Practitioners could also customize exercise prescriptions based on a patient’s diagnosis, symptoms, and phase of treatment, says panel cochair Kathryn Schmitz, PhD, MPH, a professor of public-health sciences at Penn State College of drugs.
“Through our research, we’ve reached a point where we can give specific FITT exercise prescriptions — meaning frequency, intensity, time, and type — for specific outcomes, like quality of life, fatigue, pain, and others,” explains Schmitz. “For instance, if we’re seeing a patient with head-and-neck cancer who has a specific set of symptoms, we could give them an exercise prescription personalized for them.”
The call for patients to get moving is really a sharp departure from traditional cancer-treatment protocols, which generally focus on rest and recovery. The new protocol is backed by greater than a thousand randomized, controlled trials previously two decades and explains the gradual rise of exercise oncology during the same period.

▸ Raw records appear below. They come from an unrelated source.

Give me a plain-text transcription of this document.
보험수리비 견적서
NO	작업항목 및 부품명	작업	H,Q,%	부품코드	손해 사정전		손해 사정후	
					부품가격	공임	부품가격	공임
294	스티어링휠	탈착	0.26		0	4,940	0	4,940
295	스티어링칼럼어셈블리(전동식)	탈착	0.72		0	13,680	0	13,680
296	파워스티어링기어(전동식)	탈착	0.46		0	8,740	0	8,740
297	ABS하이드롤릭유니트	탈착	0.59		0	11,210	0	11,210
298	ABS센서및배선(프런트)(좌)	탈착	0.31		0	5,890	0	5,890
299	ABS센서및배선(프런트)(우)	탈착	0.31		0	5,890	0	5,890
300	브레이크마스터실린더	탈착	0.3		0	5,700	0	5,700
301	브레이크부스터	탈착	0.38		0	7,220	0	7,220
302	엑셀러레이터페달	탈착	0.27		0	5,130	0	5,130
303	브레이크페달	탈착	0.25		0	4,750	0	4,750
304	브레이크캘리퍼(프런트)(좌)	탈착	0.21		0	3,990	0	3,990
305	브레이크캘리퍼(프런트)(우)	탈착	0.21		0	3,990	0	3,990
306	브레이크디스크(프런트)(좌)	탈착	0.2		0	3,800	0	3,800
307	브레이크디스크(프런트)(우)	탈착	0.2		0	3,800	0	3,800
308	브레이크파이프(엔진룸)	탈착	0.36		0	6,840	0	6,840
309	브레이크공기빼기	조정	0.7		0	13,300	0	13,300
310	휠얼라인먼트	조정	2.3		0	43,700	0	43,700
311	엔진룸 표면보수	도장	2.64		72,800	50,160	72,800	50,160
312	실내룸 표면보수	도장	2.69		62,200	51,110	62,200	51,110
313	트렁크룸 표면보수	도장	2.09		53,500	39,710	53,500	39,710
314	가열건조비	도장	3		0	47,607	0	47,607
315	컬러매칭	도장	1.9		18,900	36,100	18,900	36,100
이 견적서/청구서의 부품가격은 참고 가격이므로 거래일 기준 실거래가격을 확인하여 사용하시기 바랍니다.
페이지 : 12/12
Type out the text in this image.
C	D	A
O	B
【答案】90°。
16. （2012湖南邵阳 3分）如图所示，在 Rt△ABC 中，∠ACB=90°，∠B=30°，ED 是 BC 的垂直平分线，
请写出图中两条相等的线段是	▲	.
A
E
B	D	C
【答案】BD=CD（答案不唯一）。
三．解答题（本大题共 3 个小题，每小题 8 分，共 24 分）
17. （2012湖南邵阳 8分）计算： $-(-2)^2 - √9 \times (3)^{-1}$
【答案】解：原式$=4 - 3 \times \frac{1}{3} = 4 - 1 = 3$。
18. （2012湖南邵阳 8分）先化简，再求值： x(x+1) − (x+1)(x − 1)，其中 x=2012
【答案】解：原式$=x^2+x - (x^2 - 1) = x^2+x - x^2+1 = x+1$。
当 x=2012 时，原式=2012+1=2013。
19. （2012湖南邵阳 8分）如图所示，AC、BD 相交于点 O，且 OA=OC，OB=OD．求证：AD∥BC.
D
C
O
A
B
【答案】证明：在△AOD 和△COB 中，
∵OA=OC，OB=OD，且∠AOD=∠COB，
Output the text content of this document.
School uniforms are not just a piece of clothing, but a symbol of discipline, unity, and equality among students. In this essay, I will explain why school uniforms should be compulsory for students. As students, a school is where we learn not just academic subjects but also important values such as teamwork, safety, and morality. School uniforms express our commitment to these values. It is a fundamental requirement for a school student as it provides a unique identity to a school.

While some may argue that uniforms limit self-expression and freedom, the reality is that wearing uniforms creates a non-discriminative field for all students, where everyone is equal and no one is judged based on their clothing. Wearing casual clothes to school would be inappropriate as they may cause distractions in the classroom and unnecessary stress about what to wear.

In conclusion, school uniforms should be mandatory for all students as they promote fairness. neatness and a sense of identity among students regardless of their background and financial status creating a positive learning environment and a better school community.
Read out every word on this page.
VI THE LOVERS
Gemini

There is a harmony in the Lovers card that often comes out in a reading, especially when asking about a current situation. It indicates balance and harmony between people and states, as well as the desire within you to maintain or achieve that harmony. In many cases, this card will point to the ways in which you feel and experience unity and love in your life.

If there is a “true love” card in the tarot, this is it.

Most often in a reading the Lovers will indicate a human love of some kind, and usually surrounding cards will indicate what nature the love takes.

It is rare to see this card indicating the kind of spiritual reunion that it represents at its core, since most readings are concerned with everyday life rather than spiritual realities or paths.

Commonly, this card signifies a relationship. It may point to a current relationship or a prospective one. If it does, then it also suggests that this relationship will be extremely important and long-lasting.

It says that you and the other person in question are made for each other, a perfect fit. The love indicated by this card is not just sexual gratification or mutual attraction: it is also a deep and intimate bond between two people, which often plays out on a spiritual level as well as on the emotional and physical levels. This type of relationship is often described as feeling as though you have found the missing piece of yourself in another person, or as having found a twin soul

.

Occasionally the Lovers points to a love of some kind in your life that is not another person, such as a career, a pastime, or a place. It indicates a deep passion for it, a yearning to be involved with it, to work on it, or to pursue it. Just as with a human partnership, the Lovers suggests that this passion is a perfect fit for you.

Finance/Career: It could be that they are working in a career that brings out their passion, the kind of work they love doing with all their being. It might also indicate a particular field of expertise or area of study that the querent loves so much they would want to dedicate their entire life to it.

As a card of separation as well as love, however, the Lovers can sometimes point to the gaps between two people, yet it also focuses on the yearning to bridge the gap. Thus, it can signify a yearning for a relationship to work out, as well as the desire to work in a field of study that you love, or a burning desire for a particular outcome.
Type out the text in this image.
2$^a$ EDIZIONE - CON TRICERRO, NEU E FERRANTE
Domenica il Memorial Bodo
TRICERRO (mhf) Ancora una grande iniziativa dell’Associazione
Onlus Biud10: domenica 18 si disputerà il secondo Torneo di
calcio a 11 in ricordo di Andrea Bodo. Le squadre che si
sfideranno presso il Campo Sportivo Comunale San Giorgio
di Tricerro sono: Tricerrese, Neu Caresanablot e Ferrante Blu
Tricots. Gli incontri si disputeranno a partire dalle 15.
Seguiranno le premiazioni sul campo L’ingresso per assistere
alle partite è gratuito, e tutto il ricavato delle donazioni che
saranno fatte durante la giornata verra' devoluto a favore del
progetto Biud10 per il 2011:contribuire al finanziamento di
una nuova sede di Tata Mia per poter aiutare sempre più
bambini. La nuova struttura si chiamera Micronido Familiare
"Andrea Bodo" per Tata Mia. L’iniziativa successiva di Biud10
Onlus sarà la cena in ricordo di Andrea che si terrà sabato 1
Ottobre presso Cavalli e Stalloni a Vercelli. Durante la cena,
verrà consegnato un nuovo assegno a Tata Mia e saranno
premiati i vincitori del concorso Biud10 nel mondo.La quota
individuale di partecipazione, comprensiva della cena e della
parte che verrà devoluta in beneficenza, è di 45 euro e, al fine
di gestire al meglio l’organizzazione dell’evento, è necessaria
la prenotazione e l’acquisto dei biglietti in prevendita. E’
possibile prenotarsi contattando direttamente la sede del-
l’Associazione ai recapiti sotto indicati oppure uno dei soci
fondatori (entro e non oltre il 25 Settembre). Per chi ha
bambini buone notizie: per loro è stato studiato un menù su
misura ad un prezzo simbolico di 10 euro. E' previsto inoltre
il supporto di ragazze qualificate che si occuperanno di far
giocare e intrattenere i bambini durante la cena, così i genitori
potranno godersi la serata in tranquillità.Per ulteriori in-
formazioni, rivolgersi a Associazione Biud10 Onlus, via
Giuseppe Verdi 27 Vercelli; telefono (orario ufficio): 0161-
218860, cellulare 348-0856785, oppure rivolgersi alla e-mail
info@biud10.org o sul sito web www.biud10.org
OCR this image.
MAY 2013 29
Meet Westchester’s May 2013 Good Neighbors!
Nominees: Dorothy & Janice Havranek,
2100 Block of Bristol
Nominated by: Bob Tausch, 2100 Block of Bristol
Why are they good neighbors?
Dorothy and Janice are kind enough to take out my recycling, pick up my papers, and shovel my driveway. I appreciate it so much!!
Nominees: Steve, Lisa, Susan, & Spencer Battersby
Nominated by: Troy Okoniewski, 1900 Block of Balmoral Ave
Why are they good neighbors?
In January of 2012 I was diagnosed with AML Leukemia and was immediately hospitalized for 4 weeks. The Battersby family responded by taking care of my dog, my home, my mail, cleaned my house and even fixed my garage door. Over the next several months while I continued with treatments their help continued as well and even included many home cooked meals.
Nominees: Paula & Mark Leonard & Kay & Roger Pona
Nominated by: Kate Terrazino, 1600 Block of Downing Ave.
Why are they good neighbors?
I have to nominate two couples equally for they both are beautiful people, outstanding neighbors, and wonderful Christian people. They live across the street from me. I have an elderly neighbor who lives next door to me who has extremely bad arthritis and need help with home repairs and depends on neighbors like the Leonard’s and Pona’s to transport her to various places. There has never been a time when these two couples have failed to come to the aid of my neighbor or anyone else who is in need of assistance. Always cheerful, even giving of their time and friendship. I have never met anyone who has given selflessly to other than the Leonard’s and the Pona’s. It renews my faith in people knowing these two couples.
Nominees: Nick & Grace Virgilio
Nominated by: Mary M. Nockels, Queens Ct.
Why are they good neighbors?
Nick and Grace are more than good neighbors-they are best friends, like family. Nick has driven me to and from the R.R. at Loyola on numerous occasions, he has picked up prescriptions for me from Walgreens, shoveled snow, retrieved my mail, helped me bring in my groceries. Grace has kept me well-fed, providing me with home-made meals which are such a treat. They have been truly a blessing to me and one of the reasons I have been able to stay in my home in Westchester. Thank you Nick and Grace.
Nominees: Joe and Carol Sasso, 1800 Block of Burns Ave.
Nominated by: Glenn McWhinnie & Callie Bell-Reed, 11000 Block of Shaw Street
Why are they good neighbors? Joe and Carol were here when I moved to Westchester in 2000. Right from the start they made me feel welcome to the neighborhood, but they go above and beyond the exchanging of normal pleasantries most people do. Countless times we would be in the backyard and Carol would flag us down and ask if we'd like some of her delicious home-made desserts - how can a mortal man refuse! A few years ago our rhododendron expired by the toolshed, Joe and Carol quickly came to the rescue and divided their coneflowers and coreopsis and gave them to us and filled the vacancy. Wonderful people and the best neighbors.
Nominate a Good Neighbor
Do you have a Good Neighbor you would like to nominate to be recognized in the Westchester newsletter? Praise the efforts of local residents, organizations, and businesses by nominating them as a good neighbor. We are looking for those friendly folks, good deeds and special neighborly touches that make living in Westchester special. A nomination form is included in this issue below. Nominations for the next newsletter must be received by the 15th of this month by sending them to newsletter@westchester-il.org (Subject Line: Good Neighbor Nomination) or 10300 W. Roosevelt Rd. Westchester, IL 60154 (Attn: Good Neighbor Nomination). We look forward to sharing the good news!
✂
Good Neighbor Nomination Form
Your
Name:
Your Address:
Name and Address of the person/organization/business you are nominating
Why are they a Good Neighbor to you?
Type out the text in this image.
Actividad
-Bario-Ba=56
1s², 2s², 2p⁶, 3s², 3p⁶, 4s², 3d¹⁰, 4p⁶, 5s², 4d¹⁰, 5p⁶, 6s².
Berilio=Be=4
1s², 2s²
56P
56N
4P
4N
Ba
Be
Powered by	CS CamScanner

Still, Schmitz admits she and her colleagues face a daunting task as they seek to convince practitioners — and 43 million cancer patients worldwide — that the regular workout regimen might be an effective way to conquer the disease.
“Currently, a typical person on the street will know that being active is good for preventing and treating heart disease but not for melanoma,” she notes. “You want to change that. When researchers in the 1950s built an evidence base for exercise and heart disease, there was a shift in public knowledge about that connection. It’s now here we are at that same thing to happen with exercise and cancer.”